Monday, December 10, 2012

Range Non Existence(^) Searches Using PatIndex

We all know that PatIndex is one of the cool features of T-SQL. It helps to locate the position of the pattern in a given string.

We can also use PatIndex to do range searches. For Example, "[A-Z]" would search for any alphabetical character. "[0-9]" would search for any numeric character.  With the use of these range searches, it gets much easier to find out data issues.

Let us execute the following queries to generate some data for our learning.

  CREATE TABLE #t1 (PATCHECK VARCHAR(20))

  INSERT INTO #T1 (PATCHECK) VALUES ('ABCDEFGHIJKLMN')

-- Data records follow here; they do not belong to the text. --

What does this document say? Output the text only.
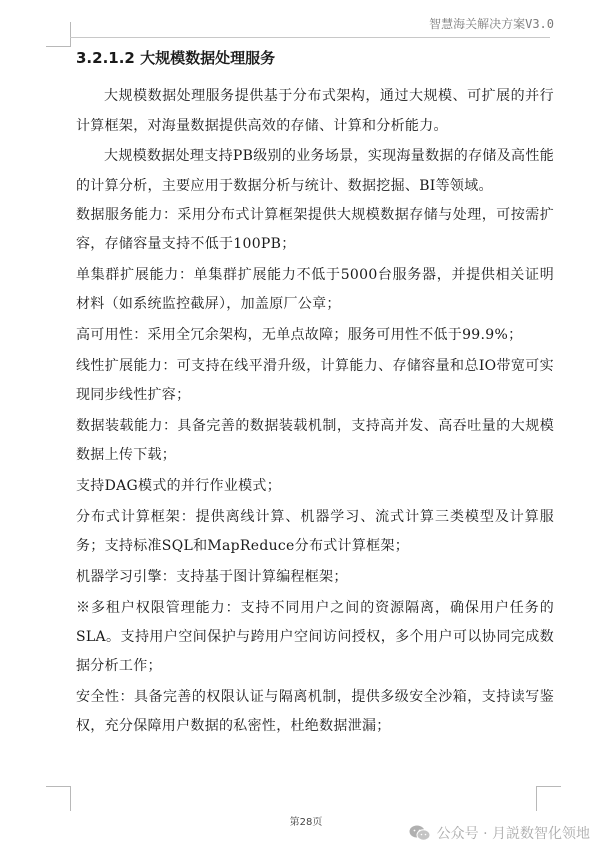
智慧海关解决方案V3.0
3.2.1.2 大规模数据处理服务

大规模数据处理服务提供基于分布式架构，通过大规模、可扩展的并行计算框架，对海量数据提供高效的存储、计算和分析能力。

大规模数据处理支持PB级别的业务场景，实现海量数据的存储及高性能的计算分析，主要应用于数据分析与统计、数据挖掘、BI等领域。

数据服务能力：采用分布式计算框架提供大规模数据存储与处理，可按需扩容，存储容量支持不低于100PB；

单集群扩展能力：单集群扩展能力不低于5000台服务器，并提供相关证明材料（如系统监控截屏），加盖原厂公章；

高可用性：采用全冗余架构，无单点故障；服务可用性不低于99.9%；

线性扩展能力：可支持在线平滑升级，计算能力、存储容量和总IO带宽可实现同步线性扩容；

数据装载能力：具备完善的数据装载机制，支持高并发、高吞吐量的大规模数据上传下载；

支持DAG模式的并行作业模式；

分布式计算框架：提供离线计算、机器学习、流式计算三类模型及计算服务；支持标准SQL和MapReduce分布式计算框架；

机器学习引擎：支持基于图计算编程框架；

※多租户权限管理能力：支持不同用户之间的资源隔离，确保用户任务的SLA。支持用户空间保护与跨用户空间访问授权，多个用户可以协同完成数据分析工作；

安全性：具备完善的权限认证与隔离机制，提供多级安全沙箱，支持读写鉴权，充分保障用户数据的私密性，杜绝数据泄漏；

第28页
公众号 · 月説数智化领地
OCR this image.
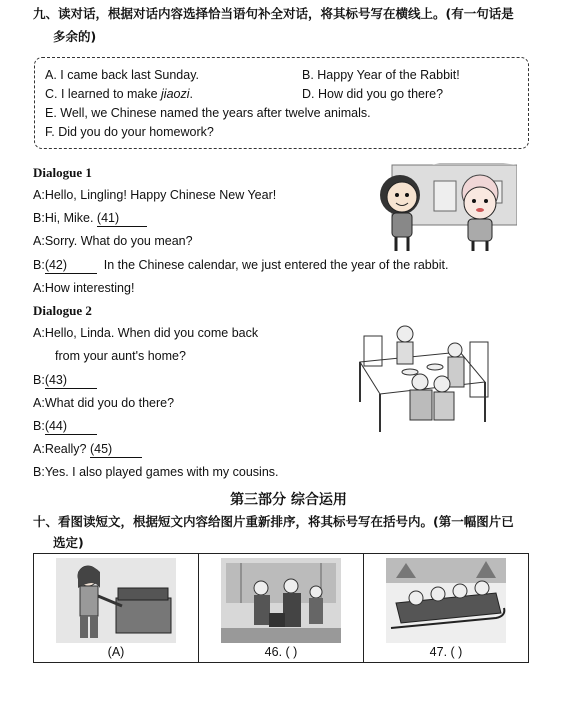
九、读对话，根据对话内容选择恰当语句补全对话，将其标号写在横线上。(有一句话是
多余的)
A. I came back last Sunday.	B. Happy Year of the Rabbit!
C. I learned to make jiaozi.	D. How did you go there?
E. Well, we Chinese named the years after twelve animals.
F. Did you do your homework?
Dialogue 1
A:Hello, Lingling! Happy Chinese New Year!
B:Hi, Mike. (41)
A:Sorry. What do you mean?
B:(42)	In the Chinese calendar, we just entered the year of the rabbit.
A:How interesting!
Dialogue 2
A:Hello, Linda. When did you come back
from your aunt's home?
B:(43)
A:What did you do there?
B:(44)
A:Really? (45)
B:Yes. I also played games with my cousins.
第三部分 综合运用
十、看图读短文，根据短文内容给图片重新排序，将其标号写在括号内。(第一幅图片已
选定)
(A)	46. ( )	47. ( )
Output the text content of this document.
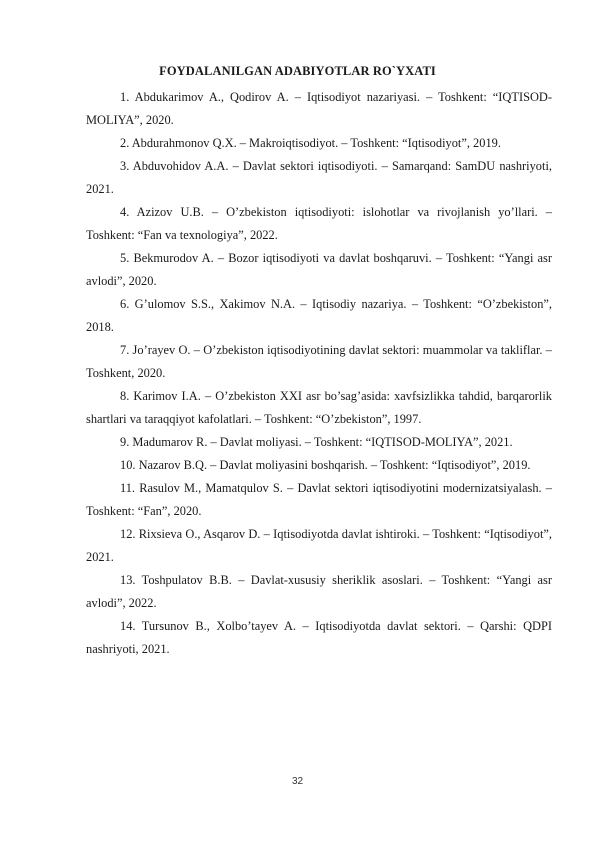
FOYDALANILGAN ADABIYOTLAR RO`YXATI
1. Abdukarimov A., Qodirov A. – Iqtisodiyot nazariyasi. – Toshkent: “IQTISOD-MOLIYA”, 2020.
2. Abdurahmonov Q.X. – Makroiqtisodiyot. – Toshkent: “Iqtisodiyot”, 2019.
3. Abduvohidov A.A. – Davlat sektori iqtisodiyoti. – Samarqand: SamDU nashriyoti, 2021.
4. Azizov U.B. – O’zbekiston iqtisodiyoti: islohotlar va rivojlanish yo’llari. – Toshkent: “Fan va texnologiya”, 2022.
5. Bekmurodov A. – Bozor iqtisodiyoti va davlat boshqaruvi. – Toshkent: “Yangi asr avlodi”, 2020.
6. G’ulomov S.S., Xakimov N.A. – Iqtisodiy nazariya. – Toshkent: “O’zbekiston”, 2018.
7. Jo’rayev O. – O’zbekiston iqtisodiyotining davlat sektori: muammolar va takliflar. – Toshkent, 2020.
8. Karimov I.A. – O’zbekiston XXI asr bo’sag’asida: xavfsizlikka tahdid, barqarorlik shartlari va taraqqiyot kafolatlari. – Toshkent: “O’zbekiston”, 1997.
9. Madumarov R. – Davlat moliyasi. – Toshkent: “IQTISOD-MOLIYA”, 2021.
10. Nazarov B.Q. – Davlat moliyasini boshqarish. – Toshkent: “Iqtisodiyot”, 2019.
11. Rasulov M., Mamatqulov S. – Davlat sektori iqtisodiyotini modernizatsiyalash. – Toshkent: “Fan”, 2020.
12. Rixsieva O., Asqarov D. – Iqtisodiyotda davlat ishtiroki. – Toshkent: “Iqtisodiyot”, 2021.
13. Toshpulatov B.B. – Davlat-xususiy sheriklik asoslari. – Toshkent: “Yangi asr avlodi”, 2022.
14. Tursunov B., Xolbo’tayev A. – Iqtisodiyotda davlat sektori. – Qarshi: QDPI nashriyoti, 2021.
32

  INSERT INTO #T1 (PATCHECK) VALUES ('SIVA PAT INDEX CHECK')

  INSERT INTO #T1 (PATCHECK) VALUES ('SIVA 123')

  INSERT INTO #T1 (PATCHECK) VALUES ('SIVA 123 !@#')

  INSERT INTO #T1 (PATCHECK) VALUES ('123456789')

  INSERT INTO #T1 (PATCHECK) VALUES ('!@#$%^&')

if you select everything from this table, this is how it will look like.

Query  - 0
  SELECT * FROM #T1
    ABCDEFGHIJKLMN
    SIVA PAT INDEX CHECK
    SIVA 123
    SIVA 123 !@#
    123456789
    !@#$%^&


Now, Let us execute a simple PatIndex Search. 

Query-1

  SELECT *
  FROM #T1 
  WHERE PATINDEX('%SIVA%',PATCHECK) > 0 

This query would return any row that has the string "SIVA" in it. The results will look like below.     
   SIVA PAT INDEX CHECK
   SIVA 123
   SIVA 123 !@#

Range Search
Here is the example for a range search.
The below mentioned query means that any row that does not have an alphabetical character. 

Query - 2

  SELECT *
  FROM #T1 
  WHERE PATINDEX('%[A-Z]%',PATCHECK)  = 0


results would look like
  123456789
    !@#$%^&

The below mentioned query means that any row that contains (notice the difference in the operator. Previous one was =0, this one below is > 0) alphabetical character. 

Query - 3
  SELECT *
  FROM #T1 
  WHERE PATINDEX('%[A-Z]%',PATCHECK)  > 0

results would look like 
   ABCDEFGHIJKLMN
   SIVA PAT INDEX CHECK
   SIVA 123
   SIVA 123 !@#

Range Search with Not Operator

"Not Operator" is added in front of the range set like this [^A-Z] . This means that any non alphabetical character. 

Query - 4 
  SELECT *
  FROM #T1 
  WHERE PATINDEX('%[^A-Z]%',PATCHECK)  > 0

results would look like 
SIVA PAT INDEX CHECK
SIVA 123
SIVA 123 !@#
123456789
!@#$%^&

Note that even though query 2 and Query 4 looks similar, they are not producing the same results. 

Multiple Range Searches 

It is also possible to combine multiple range searches in a single query. The below mentioned query would return any row that does have only alphabets or numeric. 

Query - 5
  SELECT *
  FROM #T1 
  WHERE PATINDEX('%[^0-9][^A-Z]%',PATCHECK)  = 0

results would look like. 
ABCDEFGHIJKLMN
123456789


Hope this helps..!!